Tommaso Sgrilli, Joseph Brindley, Benoit Daniel, Victor Bellido-Gonzalez, Dermot Monaghan, Gencoa Limited, Liverpool, United Kingdom
Developments in reactive magnetron sputtering processes have unlocked great possibilities in controlling film stoichiometry and physical properties. For some material/reactive gas combinations, it is crucial that the reactive gas flow is regulated via a closed-loop feedback system, able to capture the system status and adjust the reactive gas input at any given time. In this context, the deposition of consistent and reproducible film properties relies as well on the selection of one or more quick responding sensors that can provide relevant information on the nature of the material being deposited.
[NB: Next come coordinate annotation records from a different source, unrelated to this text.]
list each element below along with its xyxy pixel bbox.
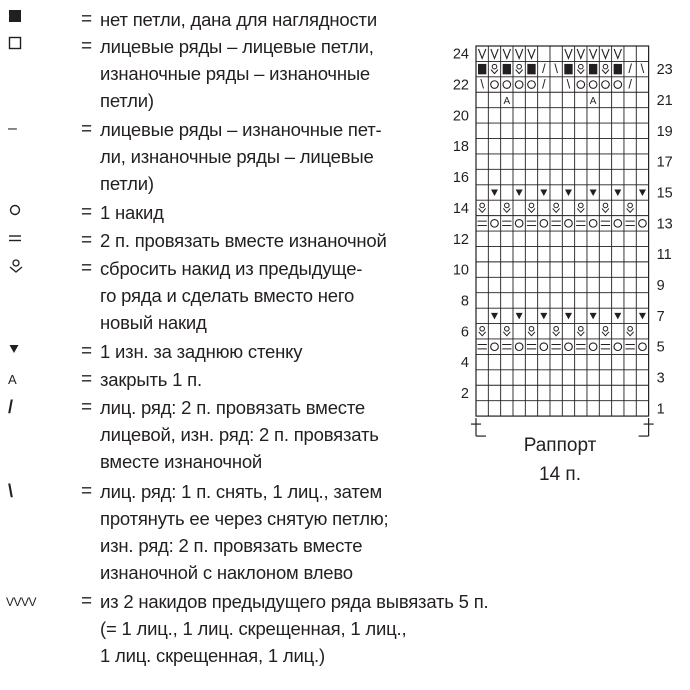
right-dec-mark: /	[542, 76, 546, 92]
row-number-left: 2	[460, 385, 469, 402]
legend-text: ли, изнаночные ряды – лицевые	[100, 146, 374, 167]
row-number-left: 22	[452, 77, 469, 94]
filled-square-mark	[614, 64, 622, 74]
dash-icon: –	[8, 120, 17, 137]
increase-five-icon: VVVV	[6, 595, 37, 609]
bind-off-icon: A	[8, 372, 17, 387]
legend-text: (= 1 лиц., 1 лиц. скрещенная, 1 лиц.,	[100, 618, 407, 639]
legend-text: протянуть ее через снятую петлю;	[100, 508, 389, 529]
dropped-yarn-over-icon	[8, 258, 68, 282]
row-number-left: 4	[460, 355, 469, 372]
legend-text: изнаночные ряды – изнаночные	[100, 63, 371, 84]
row-number-right: 15	[656, 185, 673, 202]
filled-square-mark	[589, 64, 597, 74]
row-number-right: 3	[656, 370, 665, 387]
backslash-icon: \	[8, 481, 14, 501]
equals-sign: =	[81, 369, 93, 390]
right-dec-mark: /	[542, 61, 546, 77]
legend-text: 1 накид	[100, 202, 164, 223]
row-number-left: 6	[460, 324, 469, 341]
legend-text: нет петли, дана для наглядности	[100, 9, 377, 30]
empty-square-icon	[8, 36, 68, 60]
equals-sign: =	[81, 341, 93, 362]
row-number-left: 18	[452, 139, 469, 156]
legend-text: изн. ряд: 2 п. провязать вместе	[100, 535, 363, 556]
row-number-right: 1	[656, 401, 665, 418]
legend-text: закрыть 1 п.	[100, 369, 202, 390]
chart-grid	[440, 36, 690, 476]
equals-sign: =	[81, 202, 93, 223]
equals-sign: =	[81, 9, 93, 30]
equals-sign: =	[81, 481, 93, 502]
row-number-right: 13	[656, 216, 673, 233]
row-number-right: 19	[656, 123, 673, 140]
legend-text: 1 изн. за заднюю стенку	[100, 341, 303, 362]
legend-text: лиц. ряд: 2 п. провязать вместе	[100, 397, 365, 418]
legend-text: 2 п. провязать вместе изнаночной	[100, 230, 387, 251]
row-number-right: 7	[656, 308, 665, 325]
filled-square-mark	[564, 64, 572, 74]
right-dec-mark: /	[628, 76, 632, 92]
row-number-left: 20	[452, 108, 469, 125]
row-number-left: 24	[452, 46, 469, 63]
filled-square-mark	[503, 64, 511, 74]
legend-text: петли)	[100, 173, 154, 194]
legend-text: из 2 накидов предыдущего ряда вывязать 5 п.	[100, 591, 489, 612]
filled-square-icon	[8, 9, 68, 33]
legend-text: петли)	[100, 90, 154, 111]
row-number-right: 9	[656, 278, 665, 295]
bind-off-mark: A	[503, 95, 511, 107]
equals-sign: =	[81, 119, 93, 140]
circle-icon	[8, 203, 68, 227]
legend-text: лицевые ряды – лицевые петли,	[100, 36, 374, 57]
equals-sign: =	[81, 591, 93, 612]
legend-text: лицевой, изн. ряд: 2 п. провязать	[100, 424, 379, 445]
left-dec-mark: \	[480, 76, 484, 92]
row-number-left: 16	[452, 170, 469, 187]
left-dec-mark: \	[566, 76, 571, 92]
left-dec-mark: \	[554, 61, 558, 77]
filled-square-mark	[527, 64, 535, 74]
row-number-left: 8	[460, 293, 469, 310]
legend-text: лиц. ряд: 1 п. снять, 1 лиц., затем	[100, 481, 382, 502]
right-dec-mark: /	[628, 61, 632, 77]
double-line-icon	[8, 231, 68, 255]
left-dec-mark: \	[640, 61, 645, 77]
row-number-left: 10	[452, 262, 469, 279]
row-number-left: 14	[452, 200, 469, 217]
row-number-right: 23	[656, 62, 673, 79]
equals-sign: =	[81, 258, 93, 279]
row-number-right: 11	[656, 247, 672, 264]
bind-off-mark: A	[589, 95, 597, 107]
row-number-right: 5	[656, 339, 665, 356]
row-number-left: 12	[452, 231, 469, 248]
rapport-count: 14 п.	[539, 464, 581, 485]
equals-sign: =	[81, 36, 93, 57]
knitting-chart	[440, 36, 690, 496]
legend-text: лицевые ряды – изнаночные пет-	[100, 119, 382, 140]
equals-sign: =	[81, 230, 93, 251]
legend-text: 1 лиц. скрещенная, 1 лиц.)	[100, 645, 325, 666]
legend-text: вместе изнаночной	[100, 451, 263, 472]
row-number-right: 21	[656, 92, 673, 109]
legend-text: го ряда и сделать вместо него	[100, 285, 355, 306]
legend-text: новый накид	[100, 312, 207, 333]
legend-text: изнаночной с наклоном влево	[100, 562, 353, 583]
slash-icon: /	[8, 397, 14, 417]
legend-text: сбросить накид из предыдуще-	[100, 258, 363, 279]
filled-square-mark	[478, 64, 486, 74]
down-triangle-icon	[8, 343, 68, 367]
equals-sign: =	[81, 397, 93, 418]
rapport-label: Раппорт	[523, 435, 597, 456]
row-number-right: 17	[656, 154, 673, 171]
Examples of these sensors include direct plasma measurements, such as plasma emission intensities, electron temperature and plasma frequencies, or indirect system measurements, such as reactive gas partial pressure and sputtering target voltage.
Having the flexibility to choose a sensor that will enable the best cost to performance formula is a primary concern.
In this work we present a new feedback control platform to sense and control any form of reactive sputtering process. The system can use upto 16 different sensor inputs and outputs in a ‘plug and play’ arrangement. Despite the high number of simultaneous control loops, the speed of signal acquisition to gas value ‘feedback’ is within 1 msec.
The flexibility to easily ‘switch’ sensor type to enact the process feedback control, allows the optimum solution to be arrived at as quickly as possible and at the lowest cost. The sensor types available vary from:
• ‘In-situ’ or ‘remote’ plasma emission via either a standard or high sensitivity HS spectrometer
• 'In-situ’ or ‘remote’ plasma emission via an optical narrow bandpass filter and photomultiplier
• Sputter target voltage from the magnetron source power supply
• Partial pressure signal of oxygen from a Lambda type of process sensor
Typically, an optimum control strategy might require multiple sensor signals to be combined as the input to the feedback control algorithm controlling a reactive sputtering zone. This signal ratioing can be performed within a msec based upon the new control architecture. Whilst the system sensing and control hardware is more sophisticated, a built-in auto tuner ensures simple operator interface.
The process control benefits of this new control platform for reactive sputtering will be presented.